The Frequency Dependence of Critical-Velocity Behavior in the Oscillatory Flow of Superfluid 4He Through a 2 × 2-μm Aperture in a Thin Foil

The critical-velocity behavior of oscillatory superfluid ⁴He flow through a 2 × 2-μm aperture in a 0.1-μm-thick metal foil has been studied from 0.36 to 2.10 K at frequencies from less than 50 Hz up to above 1880 Hz. The pressure remained less than 0.5 bar. In early runs during which the frequency remained below 400 Hz, the critical velocity was a nearly-linearly decreasing function of increasing temperature throughout the region of temperature studied. In runs at the lowest frequencies, isolated 2π phase slips could be observed at the onset of dissipation. In runs with frequencies higher than 400 Hz, downward curvature was observed in the decrease of critical velocity with increasing temperature.
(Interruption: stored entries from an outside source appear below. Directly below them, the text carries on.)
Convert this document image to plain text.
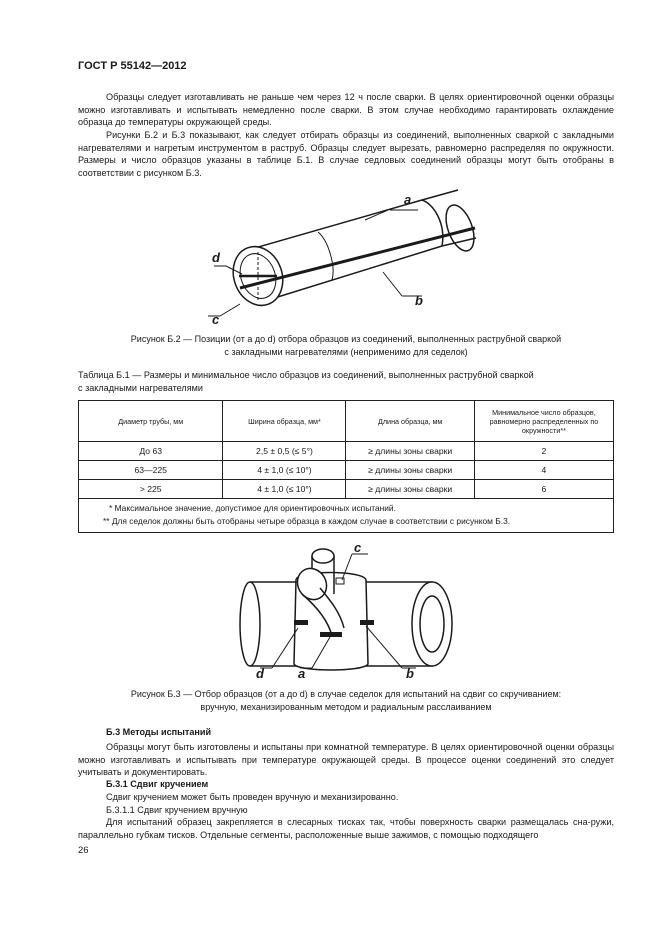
ГОСТ Р 55142—2012
Образцы следует изготавливать не раньше чем через 12 ч после сварки. В целях ориентировочной оценки образцы можно изготавливать и испытывать немедленно после сварки. В этом случае необходимо гарантировать охлаждение образца до температуры окружающей среды.
Рисунки Б.2 и Б.3 показывают, как следует отбирать образцы из соединений, выполненных сваркой с закладными нагревателями и нагретым инструментом в раструб. Образцы следует вырезать, равномерно распределяя по окружности. Размеры и число образцов указаны в таблице Б.1. В случае седловых соединений образцы могут быть отобраны в соответствии с рисунком Б.3.
a
b
c
d
Рисунок Б.2 — Позиции (от a до d) отбора образцов из соединений, выполненных раструбной сваркой
с закладными нагревателями (неприменимо для седелок)
Таблица Б.1 — Размеры и минимальное число образцов из соединений, выполненных раструбной сваркой
с закладными нагревателями
Диаметр трубы, мм	Ширина образца, мм*	Длина образца, мм	Минимальное число образцов, равномерно распределенных по окружности**
До 63	2,5 ± 0,5 (≤ 5°)	≥ длины зоны сварки	2
63—225	4 ± 1,0 (≤ 10°)	≥ длины зоны сварки	4
> 225	4 ± 1,0 (≤ 10°)	≥ длины зоны сварки	6

* Максимальное значение, допустимое для ориентировочных испытаний.
** Для седелок должны быть отобраны четыре образца в каждом случае в соответствии с рисунком Б.3.			
c
d	a	b
Рисунок Б.3 — Отбор образцов (от a до d) в случае седелок для испытаний на сдвиг со скручиванием:
вручную, механизированным методом и радиальным расслаиванием
Б.3 Методы испытаний
Образцы могут быть изготовлены и испытаны при комнатной температуре. В целях ориентировочной оценки образцы можно изготавливать и испытывать при температуре окружающей среды. В процессе оценки соединений это следует учитывать и документировать.
Б.3.1 Сдвиг кручением
Сдвиг кручением может быть проведен вручную и механизированно.
Б.3.1.1 Сдвиг кручением вручную
Для испытаний образец закрепляется в слесарных тисках так, чтобы поверхность сварки размещалась сна-ружи, параллельно губкам тисков. Отдельные сегменты, расположенные выше зажимов, с помощью подходящего
26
In addition, above 500 Hz an alteration in supercritical behavior was seen at the lower temperatures, involving the appearance of large-energy-loss events. These irregular events typically lasted a few tens of half-cycles of oscillation and could involve hundreds of times more energy loss than would have occurred in a single complete 2π phase slip at maximum flow. The temperatures at which this altered behavior was observed rose with frequency, from ~ 0.6 K and below at 500 Hz, to ~ 1.0 K and below at 1880 Hz.